Alas the rest of the film’s portrait of the Marquis de Sade is often wildly inaccurate. The film has his novel 120 Days of Sodom published and cited as one of the works that led to his sentencing to The Bastille, whereas historically de Sade only wrote 120 Days of Sodom when he was imprisoned and never completed it, while the manuscript was stolen during the sacking of The Bastille, fell into the hands of a private collector and was not published until 1904, well over a century after de Sade’s death. The aspect about the character of Justine coming to de Sade in jail and taking dictation is a fiction – as Quills accurately depicted, de Sade had the maid Madeline le Clerc smuggle his manuscripts out to a publisher. Most of all, the part about de Sade being framed for a murder is an entire fiction – de Sade was much more mundanely convicted for sodomy and the use of a non-lethal aphrodisiac in his first two arrests and upon the last occasion for his writings lampooning Napoleon. Furthermore, he had been moved out of The Bastille prior to its storming during the French Revolution – although the film does amusingly suggest that the French Revolution was caused by a woman who was enamoured by de Sade and trying to stop him from being guillotined.

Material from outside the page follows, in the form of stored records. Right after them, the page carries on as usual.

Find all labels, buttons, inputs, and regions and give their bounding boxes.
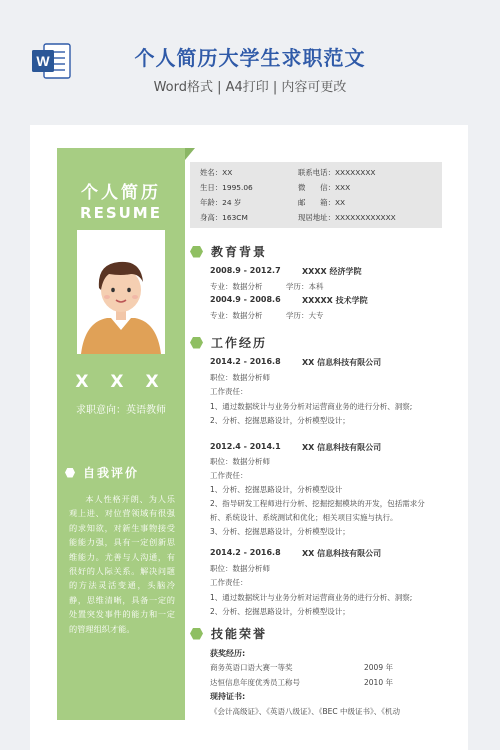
work-line: 2、分析、挖掘思路设计，分析模型设计； bbox=[210, 416, 350, 425]
certs-list: 《会计高级证》、《英语八级证》、《BEC 中级证书》、《机动 bbox=[210, 707, 401, 716]
info-row bbox=[190, 197, 442, 212]
work-line: 1、通过数据统计与业务分析对运营商业务的进行分析、洞察; bbox=[210, 593, 413, 602]
work-company: XX 信息科技有限公司 bbox=[302, 443, 382, 452]
certs-title: 现持证书: bbox=[210, 692, 246, 701]
info-right: 联系电话：XXXXXXXX bbox=[298, 168, 376, 177]
award-year: 2009 年 bbox=[364, 663, 393, 672]
work-line: 析、系统设计、系统测试和优化；相关项目实施与执行。 bbox=[210, 513, 398, 522]
hexagon-icon bbox=[190, 628, 203, 640]
info-left: 身高：163CM bbox=[200, 213, 248, 222]
work-line: 1、分析、挖掘思路设计，分析模型设计 bbox=[210, 485, 343, 494]
work-line: 2、指导研发工程师进行分析、挖掘挖掘模块的开发，包括需求分 bbox=[210, 499, 425, 508]
edu-major: 专业：数据分析 bbox=[210, 311, 263, 320]
work-position: 职位：数据分析师 bbox=[210, 457, 270, 466]
info-left: 生日：1995.06 bbox=[200, 183, 253, 192]
work-position: 职位：数据分析师 bbox=[210, 564, 270, 573]
info-right: 邮 箱：XX bbox=[298, 198, 346, 207]
job-intent: 求职意向：英语教师 bbox=[76, 405, 166, 416]
edu-date: 2004.9 - 2008.6 bbox=[210, 295, 281, 304]
basic-info-box bbox=[190, 162, 442, 228]
work-company: XX 信息科技有限公司 bbox=[302, 549, 382, 558]
work-duty: 工作责任： bbox=[210, 578, 248, 587]
work-duty: 工作责任： bbox=[210, 387, 248, 396]
info-row bbox=[190, 167, 442, 182]
resume-sidebar bbox=[57, 148, 185, 720]
info-left: 姓名：XX bbox=[200, 168, 233, 177]
page-subtitle: Word格式 | A4打印 | 内容可更改 bbox=[153, 80, 347, 95]
award-name: 商务英语口语大赛一等奖 bbox=[210, 663, 293, 672]
hexagon-icon bbox=[65, 468, 75, 478]
ribbon-fold bbox=[185, 148, 195, 160]
edu-school: XXXXX 技术学院 bbox=[302, 296, 368, 305]
edu-degree: 学历：本科 bbox=[286, 282, 324, 291]
hexagon-icon bbox=[190, 337, 203, 349]
edu-major: 专业：数据分析 bbox=[210, 282, 263, 291]
page-title: 个人简历大学生求职范文 bbox=[134, 46, 366, 70]
award-year: 2010 年 bbox=[364, 678, 393, 687]
edu-date: 2008.9 - 2012.7 bbox=[210, 266, 281, 275]
info-right: 现居地址：XXXXXXXXXXXX bbox=[298, 213, 396, 222]
skills-heading bbox=[190, 625, 267, 642]
resume-title-en: RESUME bbox=[80, 204, 162, 222]
info-row bbox=[190, 212, 442, 227]
work-date: 2012.4 - 2014.1 bbox=[210, 442, 281, 451]
work-company: XX 信息科技有限公司 bbox=[302, 358, 382, 367]
resume-title-cn: 个人简历 bbox=[81, 183, 161, 203]
self-eval-heading bbox=[65, 464, 139, 481]
avatar-illustration bbox=[77, 230, 165, 354]
avatar bbox=[77, 230, 165, 354]
svg-text:W: W bbox=[36, 53, 50, 69]
award-name: 达恒信息年度优秀员工称号 bbox=[210, 678, 300, 687]
work-duty: 工作责任： bbox=[210, 471, 248, 480]
self-eval-text: 本人性格开朗、为人乐观上进、对位营领域有很强的求知欲，对新生事物接受能能力强，具有一定创新思维能力。尤善与人沟通，有很好的人际关系。解决问题的方法灵活变通，头脑冷静，思维清晰，具备一定的处置突发事件的能力和一定的管理组织才能。 bbox=[69, 494, 175, 634]
work-date: 2014.2 - 2016.8 bbox=[210, 357, 281, 366]
self-eval-title: 自我评价 bbox=[83, 466, 140, 480]
work-line: 1、通过数据统计与业务分析对运营商业务的进行分析、洞察; bbox=[210, 402, 413, 411]
work-line: 3、分析、挖掘思路设计，分析模型设计； bbox=[210, 527, 350, 536]
skills-title: 技能荣誉 bbox=[211, 627, 268, 641]
banner bbox=[0, 0, 500, 122]
info-left: 年龄：24 岁 bbox=[200, 198, 242, 207]
info-right: 微 信：XXX bbox=[298, 183, 351, 192]
work-title: 工作经历 bbox=[211, 336, 268, 350]
work-heading bbox=[190, 334, 267, 351]
info-row bbox=[190, 182, 442, 197]
candidate-name: X X X bbox=[75, 372, 167, 392]
work-position: 职位：数据分析师 bbox=[210, 373, 270, 382]
edu-school: XXXX 经济学院 bbox=[302, 267, 362, 276]
education-heading bbox=[190, 243, 267, 260]
work-date: 2014.2 - 2016.8 bbox=[210, 548, 281, 557]
education-title: 教育背景 bbox=[211, 245, 268, 259]
awards-title: 获奖经历: bbox=[210, 649, 246, 658]
edu-degree: 学历：大专 bbox=[286, 311, 324, 320]
hexagon-icon bbox=[190, 246, 203, 258]
work-line: 2、分析、挖掘思路设计，分析模型设计； bbox=[210, 607, 350, 616]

There is absolutely no historical basis for this film’s story about de Sade being convicted of a murder that he supposedly described in one of his books, nor any basis about claiming that he escaped from The Bastille to freedom (he was in actuality released the following year in an amnesty on prisoners in the aftermath of The Revolution, although was reimprisoned several years later). It is true that de Sade wrote two books Justine (1791) and Juliette (1797-1801), although the characters described therein bear little resemblance to the two counterparts here. Neither of these books describes Juliette being murdered as the film claims. Furthermore, both of these books were published after the Marquis de Sade was released from The Bastille so could hardly have been the cause of his being imprisoned there in the first place.

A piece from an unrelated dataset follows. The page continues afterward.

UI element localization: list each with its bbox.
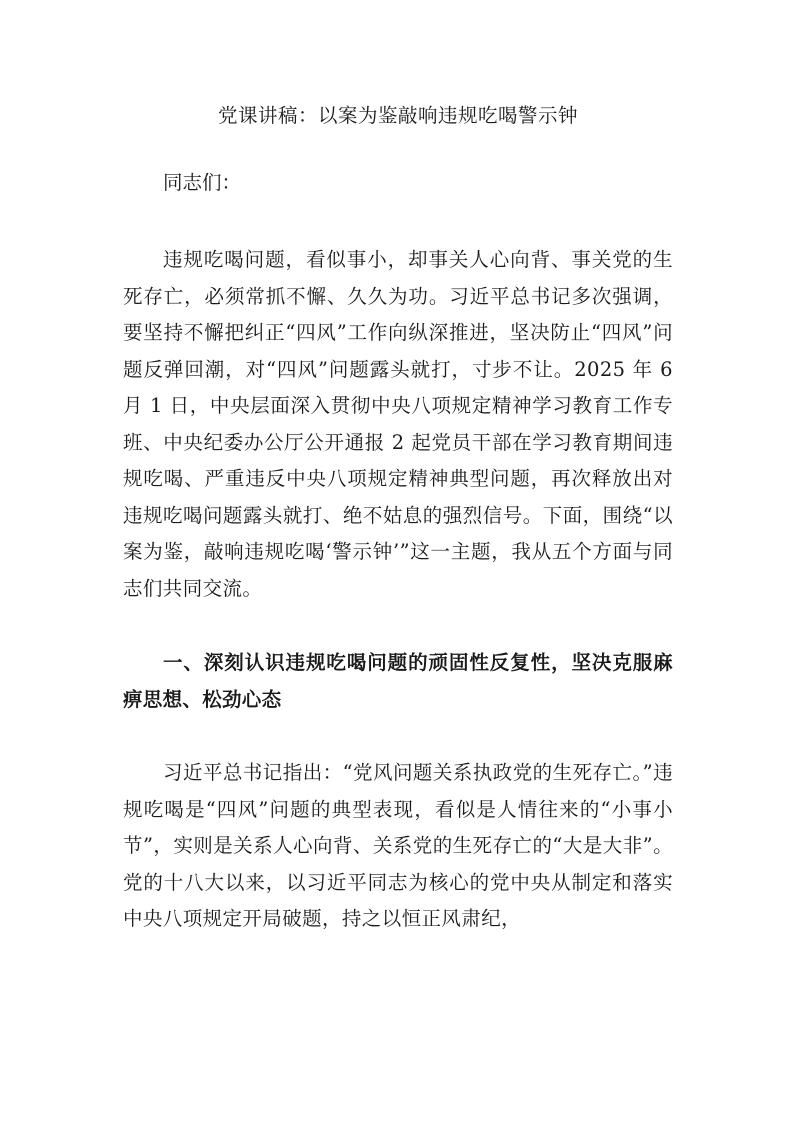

The most disappointing part of the film is its second half, which moves from an interesting depiction of de Sade’s debaucheries to incongruously become a mystery about finding the abducted sister. The end of the film improbably reveals that the missing Juliette has been abducted by a conspiracy of the respectable establishment figures that we encounter throughout. The script even more ludicrously then has de Sade arrive to expose them and save Juliette from their cruelties. The problem the film has is that, in having established de Sade as a debauched and vile figure throughout, it then unconvincingly turns him around to become the hero of the day and moreover a character that has the moral high ground over the people torturing Juliette. The film seems to want us to draw a distinction between de Sade’s debaucheries, sadistic cruelties and humiliations, which it asks us to see as being innocent, and the establishment figures’ debaucheries, sadistic cruelties and humiliations, which it asks us to see as being nasty and irredeemable because they hide behind a mask of social hypocrisy. It is a case of having your moral cake and trying to eat it too, one cannot help but feel.